Os líderes da organização juvenil da Índia, o Partido Cockroach Janta, aproximaram-se na terça-feira de um protesto de duas semanas com o apoio de activistas proeminentes que iniciaram uma greve de fome em apoio às exigências de demissão do ministro da Educação.
Os protestos na capital, Deli, ocorrem num momento em que fontes dizem que o governo está a considerar uma grande remodelação ministerial, com os meios de comunicação indianos a informarem que o ministro da Educação, Dharmendra Pradhan, poderá demitir-se.
Apoiadores do Partido Cockroach Janta (CJP) durante um protesto convocado pelo CJP para exigir a renúncia do ministro da Educação indiano, Dharmendra Pradhan, no Jantar Mantar em Nova Delhi, Índia, 30 de junho – Reuters
CJP, que conquistou 22 milhões de seguidores no Instagram poucos dias após sua criação, no mês passado, está exigindo sua renúncia devido ao vazamento de questionários para o vestibular nacional de medicina.
Pradhan, o ministério e o principal porta-voz do governo não responderam imediatamente aos pedidos de comentários.
Cerca de 100 apoiantes do CJP reúnem-se todos os dias no local do protesto no centro de Deli.
“A cada dia que passa, mais e mais pessoas vêm para cá de diferentes partes da Índia”, disseram o fundador do partido, Abhijeet Dipke, 30, e o ativista social Sonam Wangchuk, sentados em um palco improvisado sob uma faixa pedindo a remoção de Pradhan.
Apoiadores do Partido Cockroach Janta (CJP) dormem em um tapete durante um protesto convocado pelo CJP para exigir a renúncia do Ministro da Educação da Índia, Dharmendra Pradhan, no Jantar Mantar em Nova Delhi, Índia, em 30 de junho.
“Houve relatos de uma remodelação ministerial e estamos aguardando a decisão do governo. Assim que o anúncio for feito, decidiremos sobre a nossa próxima resposta.”
Wangchuk, um proeminente crítico do governo, foi preso no ano passado após violentos protestos pró-declaração no seu estado natal, Ladakh, um território sindical do Himalaia.
“Seis semanas de greve de fome ou morte.”

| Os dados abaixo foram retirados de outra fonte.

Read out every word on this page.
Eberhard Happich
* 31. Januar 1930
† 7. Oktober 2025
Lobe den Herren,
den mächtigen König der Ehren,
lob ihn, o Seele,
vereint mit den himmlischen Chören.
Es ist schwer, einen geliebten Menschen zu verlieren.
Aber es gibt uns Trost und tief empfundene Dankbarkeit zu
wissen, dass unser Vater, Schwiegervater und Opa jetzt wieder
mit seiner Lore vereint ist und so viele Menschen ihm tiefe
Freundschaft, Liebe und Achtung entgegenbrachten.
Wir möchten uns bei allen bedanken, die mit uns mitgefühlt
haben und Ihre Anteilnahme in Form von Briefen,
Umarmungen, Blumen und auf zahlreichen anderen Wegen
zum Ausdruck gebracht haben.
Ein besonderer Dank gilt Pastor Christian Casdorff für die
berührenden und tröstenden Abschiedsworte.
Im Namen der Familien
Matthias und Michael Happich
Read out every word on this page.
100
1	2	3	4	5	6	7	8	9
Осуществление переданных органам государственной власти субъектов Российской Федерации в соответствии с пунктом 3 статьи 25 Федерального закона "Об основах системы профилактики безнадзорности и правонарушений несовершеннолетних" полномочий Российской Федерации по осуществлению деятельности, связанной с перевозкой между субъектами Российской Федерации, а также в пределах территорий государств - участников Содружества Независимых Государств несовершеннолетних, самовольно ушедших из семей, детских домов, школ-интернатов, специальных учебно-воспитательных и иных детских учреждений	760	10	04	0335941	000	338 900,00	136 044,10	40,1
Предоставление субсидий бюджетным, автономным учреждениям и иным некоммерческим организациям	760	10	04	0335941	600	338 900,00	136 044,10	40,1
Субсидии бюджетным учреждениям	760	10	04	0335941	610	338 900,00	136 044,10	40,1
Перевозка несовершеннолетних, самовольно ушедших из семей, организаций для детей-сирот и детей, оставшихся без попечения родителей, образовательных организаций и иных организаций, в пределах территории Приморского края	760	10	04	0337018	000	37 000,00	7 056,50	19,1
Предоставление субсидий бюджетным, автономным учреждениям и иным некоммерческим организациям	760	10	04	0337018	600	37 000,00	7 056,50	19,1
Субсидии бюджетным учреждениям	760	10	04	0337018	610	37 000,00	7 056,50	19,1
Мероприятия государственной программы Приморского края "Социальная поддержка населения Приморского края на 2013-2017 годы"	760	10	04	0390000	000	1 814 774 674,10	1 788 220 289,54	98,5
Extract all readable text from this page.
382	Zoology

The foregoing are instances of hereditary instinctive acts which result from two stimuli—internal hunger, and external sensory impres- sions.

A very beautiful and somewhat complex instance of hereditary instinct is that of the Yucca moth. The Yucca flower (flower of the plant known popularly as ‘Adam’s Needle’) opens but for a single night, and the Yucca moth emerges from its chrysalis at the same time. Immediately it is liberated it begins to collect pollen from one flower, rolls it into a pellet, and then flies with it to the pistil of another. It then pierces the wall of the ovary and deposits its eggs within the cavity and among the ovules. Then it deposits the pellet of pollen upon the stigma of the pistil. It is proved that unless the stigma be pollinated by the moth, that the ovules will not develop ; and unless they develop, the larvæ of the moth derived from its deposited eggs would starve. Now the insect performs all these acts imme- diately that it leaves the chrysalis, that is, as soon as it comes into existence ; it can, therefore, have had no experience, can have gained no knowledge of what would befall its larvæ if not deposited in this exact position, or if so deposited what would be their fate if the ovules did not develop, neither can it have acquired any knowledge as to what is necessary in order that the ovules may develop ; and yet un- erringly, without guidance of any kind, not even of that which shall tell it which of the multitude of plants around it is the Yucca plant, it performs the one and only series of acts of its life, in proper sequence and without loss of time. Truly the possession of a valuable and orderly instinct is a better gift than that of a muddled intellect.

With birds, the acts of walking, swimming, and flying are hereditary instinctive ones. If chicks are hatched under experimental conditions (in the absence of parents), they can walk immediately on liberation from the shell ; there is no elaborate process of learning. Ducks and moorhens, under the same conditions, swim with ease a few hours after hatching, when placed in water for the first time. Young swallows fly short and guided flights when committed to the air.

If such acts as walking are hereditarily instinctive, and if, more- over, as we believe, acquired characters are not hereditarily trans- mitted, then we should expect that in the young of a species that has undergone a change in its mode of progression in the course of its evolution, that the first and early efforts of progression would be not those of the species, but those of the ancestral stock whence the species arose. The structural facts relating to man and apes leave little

Wangchuk disse que jejuaria durante seis semanas, a menos que morresse primeiro.
“Mas espero não ter que ir tão longe”, disse ele, deitado no colchão. “Os governos responsivos nas democracias ouvem a dor dos seus povos e esperam que eles tomem medidas.”
Sonam Wangchuk, um reformador da educação indiano em greve de fome, senta-se no palco durante um protesto convocado pelo Partido Cockroach Janta (CJP) para exigir a renúncia do ministro da Educação da Índia, Dharmendra Pradhan, no Jantar Mantar em Nova Delhi, Índia, em 30 de junho.
O CJP se descreve como representando “os preguiçosos, os desempregados, os cronicamente justos”. A sua rápida adoção online reflete a insatisfação dos jovens na Índia, que se estima representarem mais de metade da população de 1,42 mil milhões de habitantes da Índia.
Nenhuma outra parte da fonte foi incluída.